Nissan expects a net loss of 265 billion yen ($2.91 billion) for the year ending March 31, compared with its October estimate of 160 billion yen in net income. It also scrapped its second-half dividend.
The company’s January sales in the US, its biggest market, plunged 31 per cent as demand for Altima sedans and Xterra sport- utility vehicles dried up.
Chief executive officer Carlos Ghosn’s elimination of 9 per cent of the workforce caps an earnings season in which all of Japan’s carmakers slashed forecasts and Sony, Panasonic and NEC all cut workers.
“The economic storm is wreaking havoc on everyone,” said Yuuki Sakurai general manager of financial and investment planning in Tokyo at Fukoku Mutual Life Insurance, which manages the equivalent of $54 billion in assets. “Things could get even worse.”
Car sales in the US have sunk to the lowest level since the early 1980s amid the highest unemployment since 1992, forcing General Motors and Chrysler LLC to seek government aid.
Industrywide sales in Japan fell the most in 35 years last month. The country is headed for its worst postwar recession as factory output slumped an unprecedented 9.6 per cent in December and unemployment surged.
“Our worst assumptions on the state of the global economy have been met or exceeded,” said Mr Ghosn.
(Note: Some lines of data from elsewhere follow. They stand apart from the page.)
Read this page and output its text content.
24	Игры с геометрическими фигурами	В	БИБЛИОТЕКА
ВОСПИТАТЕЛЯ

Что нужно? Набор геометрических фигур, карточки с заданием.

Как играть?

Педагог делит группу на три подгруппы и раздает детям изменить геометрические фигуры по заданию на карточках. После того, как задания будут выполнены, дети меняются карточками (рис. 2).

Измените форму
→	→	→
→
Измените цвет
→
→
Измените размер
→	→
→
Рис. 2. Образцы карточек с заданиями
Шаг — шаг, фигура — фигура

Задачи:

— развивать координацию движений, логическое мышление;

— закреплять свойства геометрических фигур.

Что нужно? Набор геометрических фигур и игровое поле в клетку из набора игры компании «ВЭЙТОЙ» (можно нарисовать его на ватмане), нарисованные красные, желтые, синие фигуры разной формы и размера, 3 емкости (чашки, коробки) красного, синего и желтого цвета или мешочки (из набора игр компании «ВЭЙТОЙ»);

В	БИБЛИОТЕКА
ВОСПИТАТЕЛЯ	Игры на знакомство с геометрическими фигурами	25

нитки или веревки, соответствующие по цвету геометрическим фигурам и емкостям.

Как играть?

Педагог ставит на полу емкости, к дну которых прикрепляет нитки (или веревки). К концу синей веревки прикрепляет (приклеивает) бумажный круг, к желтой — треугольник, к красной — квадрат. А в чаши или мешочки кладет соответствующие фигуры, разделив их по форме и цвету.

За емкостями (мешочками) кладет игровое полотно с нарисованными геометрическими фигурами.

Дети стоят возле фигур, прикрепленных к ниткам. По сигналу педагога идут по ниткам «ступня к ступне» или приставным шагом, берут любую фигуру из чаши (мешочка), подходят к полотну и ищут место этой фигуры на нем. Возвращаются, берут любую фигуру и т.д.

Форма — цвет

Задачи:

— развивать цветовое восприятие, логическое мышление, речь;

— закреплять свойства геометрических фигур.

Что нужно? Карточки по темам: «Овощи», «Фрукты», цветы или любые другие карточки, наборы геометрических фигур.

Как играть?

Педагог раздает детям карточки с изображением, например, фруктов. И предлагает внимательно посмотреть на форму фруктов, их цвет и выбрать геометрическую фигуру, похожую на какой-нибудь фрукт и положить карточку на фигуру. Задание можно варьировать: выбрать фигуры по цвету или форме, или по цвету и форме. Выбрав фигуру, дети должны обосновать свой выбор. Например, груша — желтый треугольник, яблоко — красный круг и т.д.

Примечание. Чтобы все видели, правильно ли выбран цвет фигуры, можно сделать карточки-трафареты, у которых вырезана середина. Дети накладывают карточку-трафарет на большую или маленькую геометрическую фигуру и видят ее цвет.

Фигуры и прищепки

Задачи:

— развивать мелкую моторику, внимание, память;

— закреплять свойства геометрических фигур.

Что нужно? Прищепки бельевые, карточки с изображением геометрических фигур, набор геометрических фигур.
Declining consumer confidence and lack of access to credit are “the most damaging factors,” he said.
Toyota Motor, the world’s largest automaker, last week said its loss will be three times earlier estimates.
Honda Motor, Japan’s second-largest carmaker, slashed its full- year net income forecast 57 per cent 80 billion yen on January 30th, compared with a previous estimate of 185 billion yen.
Mazda, Mitsubishi and Fuji Heavy Industries have also forecast full-year losses.